Quality of Service (QoS) is so critical in the telecom domain. There is an underlying service expection that outrages will be below milliseconds. Service impacting outrages beed to be limited to a certain amount of users and network wide outrages are not acceptable for telecom providers. Furthermore, service continuity is not only customer expectations, but often a regulatory requirement, as telecommunication networks are considered to be part of critical national infrastructures. However, not every Network Function has the same requirements for resiliency. For example, telephony usually has the highest requirement for availability, while short messaging service may have lower requirement. Thus, multiple availability classes will be designed which should be supported by a Network Function Virtualization (NFV) framework.
The virtualization of Network Functions needs to fulfill top-level design criteria, including: Service Continuity, Automated Recovery, No Single Point of Failure, Multi-Vendor Environment and Hybrid Infrastructure.
Fault Injection is an important part of the overall diagnosis. In order to comprehensively compare proposed method against existing methods, we have to test it on various faults, including hardware faults, software faults and configuration error. However, according to our survey, there are no such comprehensive work about fault injection in OpenStack. Most of current diagnosis works uses several so called typical errors. Thus, we're going to build a fault injection framework, which is able inject particular faults, test OpenStack functions and restore machine's original state. Our work can be divided into three parts: fault injection, Function testing and machine restoration.

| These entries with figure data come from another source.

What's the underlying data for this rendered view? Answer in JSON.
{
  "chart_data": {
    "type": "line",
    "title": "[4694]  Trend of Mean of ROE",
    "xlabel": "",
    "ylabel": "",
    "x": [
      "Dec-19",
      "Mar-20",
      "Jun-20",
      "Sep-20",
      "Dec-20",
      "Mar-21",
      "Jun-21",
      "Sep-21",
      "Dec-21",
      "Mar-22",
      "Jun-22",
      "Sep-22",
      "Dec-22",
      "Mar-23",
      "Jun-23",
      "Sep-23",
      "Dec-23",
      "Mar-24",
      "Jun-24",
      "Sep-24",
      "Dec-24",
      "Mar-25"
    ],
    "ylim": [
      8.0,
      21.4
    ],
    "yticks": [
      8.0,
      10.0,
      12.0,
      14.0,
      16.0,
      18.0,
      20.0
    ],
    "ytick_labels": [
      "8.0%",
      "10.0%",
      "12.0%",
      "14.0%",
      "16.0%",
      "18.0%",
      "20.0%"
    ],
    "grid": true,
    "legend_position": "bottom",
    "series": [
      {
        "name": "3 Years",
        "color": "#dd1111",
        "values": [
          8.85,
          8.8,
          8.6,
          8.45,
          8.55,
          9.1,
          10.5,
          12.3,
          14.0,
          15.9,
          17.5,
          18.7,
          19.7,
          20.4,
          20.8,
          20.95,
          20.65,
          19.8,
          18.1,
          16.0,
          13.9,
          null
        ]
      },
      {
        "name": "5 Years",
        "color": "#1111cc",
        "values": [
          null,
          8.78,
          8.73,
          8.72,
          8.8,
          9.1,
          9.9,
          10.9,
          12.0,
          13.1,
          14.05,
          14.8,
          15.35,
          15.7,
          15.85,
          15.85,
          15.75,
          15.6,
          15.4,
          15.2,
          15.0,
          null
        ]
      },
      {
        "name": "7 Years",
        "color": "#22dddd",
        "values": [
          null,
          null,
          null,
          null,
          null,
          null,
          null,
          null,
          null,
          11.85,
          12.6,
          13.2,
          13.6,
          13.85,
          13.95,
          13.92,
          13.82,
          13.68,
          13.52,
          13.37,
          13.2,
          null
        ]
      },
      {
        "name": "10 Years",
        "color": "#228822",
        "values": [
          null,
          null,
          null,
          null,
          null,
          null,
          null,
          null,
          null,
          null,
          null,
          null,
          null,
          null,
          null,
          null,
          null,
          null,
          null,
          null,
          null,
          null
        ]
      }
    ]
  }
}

Although OpenStack already has certain mechanisms to locate errors, it's still insufficient for some common errors. For example, when requesting a VM on Horozon, there is an error indicating that no available compute node for requested VM. However, the dashboard does indicate that there are compute nodes. Similar errors is common in production. To solve those misleading errors, administrators have to spend huge amount of time in checking logs. While checking logs seems OK for data centers, it definitely intolerable for telecom communication networks. Errors are required to fixed as quick as possible. So, it is vital to find a method which is able to fast locate original errors.
Simply design a system locating original error is far less than enough to meet the the needs in industrial requirements. As mentioned above, reliability is one of the most import requirements for telecom products. It is required for us to detect potential or minor faults before it evolves to fatal errors. Thus, it is important to design a system which is able to monitor the whole system in realtime, giving out realtime health report.